C'est au fur et à mesure de ces pratiques, de cet entraînement cognitif, que nous allons, peu à peu, prendre l'habitude de penser et d'agir de manière bienveillante. C'est précisément le fait de porter régulièrement une attention consciente, construite et sincère, à nos pensées, qui fait que la pensée bienveillante deviendra un réflexe naturel. C'est également la répétition de nos pensées et comportements bienveillants qui pourra créer sur le long terme une habitude, et donc une spontanéité.
Les livres que j'ai trouvés sur la bienveillance ciblent généralement des relations interpersonnelles très spécifiques : les relations parents-enfants pour la sphère privée, et tout le reste relève de la sphère professionnelle : enseignement, éducation, management. Loin derrière, nous trouvons les relations d'accompagnement spécifique qui concernent les thérapeutes, les coachs, les personnes travaillant dans le secteur médical, etc .
D'après ce constat, il semblerait que la bienveillance se pratique essentiellement envers les plus jeunes, envers ceux que l'on encadre, ceux que l'on accompagne. Il est vrai que, comme je viens de l'évoquer, être bienveillant en permanence est une performance de Sage et que, ne pouvant aisément être bienveillant avec chacun, il est toujours bon de commencer avec ceux qui en présentent un besoin profond.
Pourtant, je pense aussi que la bienveillance est un regard et une attitude globales que l'on doit s'efforcer de porter sur l'humanité en général et cela commence par soi-même. Dans la Métaphysique des Mœurs, Emmanuel Kant se réfère à la parabole biblique : «Aime ton prochain comme toi-même». Cela présuppose que l'individu s'accepte dans son entièreté, avec ce qu'il aime en lui, et aussi avec ce qu'il déplore en lui. Avec ses forces et ce qu'il pressent comme étant des faiblesses. Cela présuppose que l'humain accepte sereinement cet espace, cette différence qui existe entre la personne que nous sommes et celle que nous voulons être.
Tout comme faire la Paix avec les Autres passe par faire la Paix avec Soi, pouvoir accueillir les autres, c'est être en capacité de s'accueillir soi-même.
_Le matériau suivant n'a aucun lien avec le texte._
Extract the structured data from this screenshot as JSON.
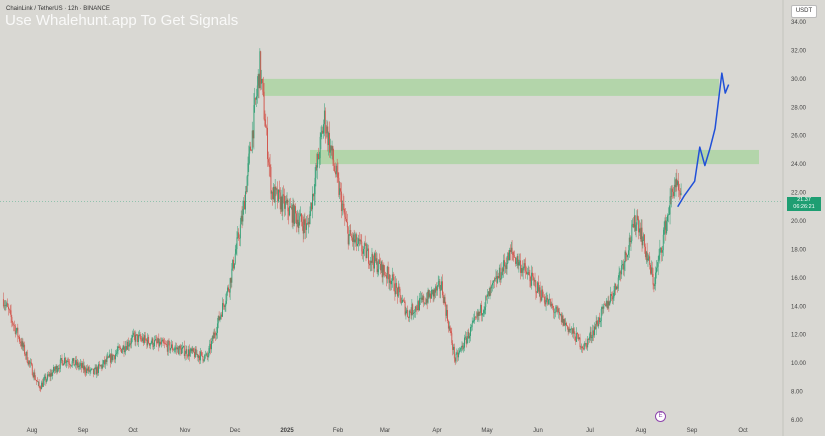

Être bienveillant c'est avant tout agir, envers soi et envers les autres, c'est refuser le jugement et la restriction, c'est œuvrer pour soi et pour les autres, c'est dépasser ses propres croyances et accepter les différences de l'autre. C'est entendre que, même si cette chose est insignifiante pour moi, elle peut représenter beaucoup aux yeux de l'autre. C'est respecter l'espace de l'autre, c'est respecter ce qui est important et précieux pour l'autre, même si cela ne l'est pas pour soi. Être bienveillant, c'est accueillir l'autre dans son entièreté, même s'il est parfois difficile de le comprendre. C'est également accepter les désaccords.
Ainsi, la bienveillance n'est pas une formule magique qu'il suffit d'évoquer le plus souvent possible. C’est surtout un véritable travail de chaque instant, une attention constante portée à ses habitudes comportementales, à ses réactions et des actions à mettre en place le plus possible.
Enfin, je vous recommande l'excellent ouvrage de Matthieu Ricard sur le sujet : « Plaidoyer pour l'altruisme: La Force de la bienveillance » (éditions Nil/Pocket) qui témoigne de la densité, de la complexité et de l'utilité d'être Bienveillant.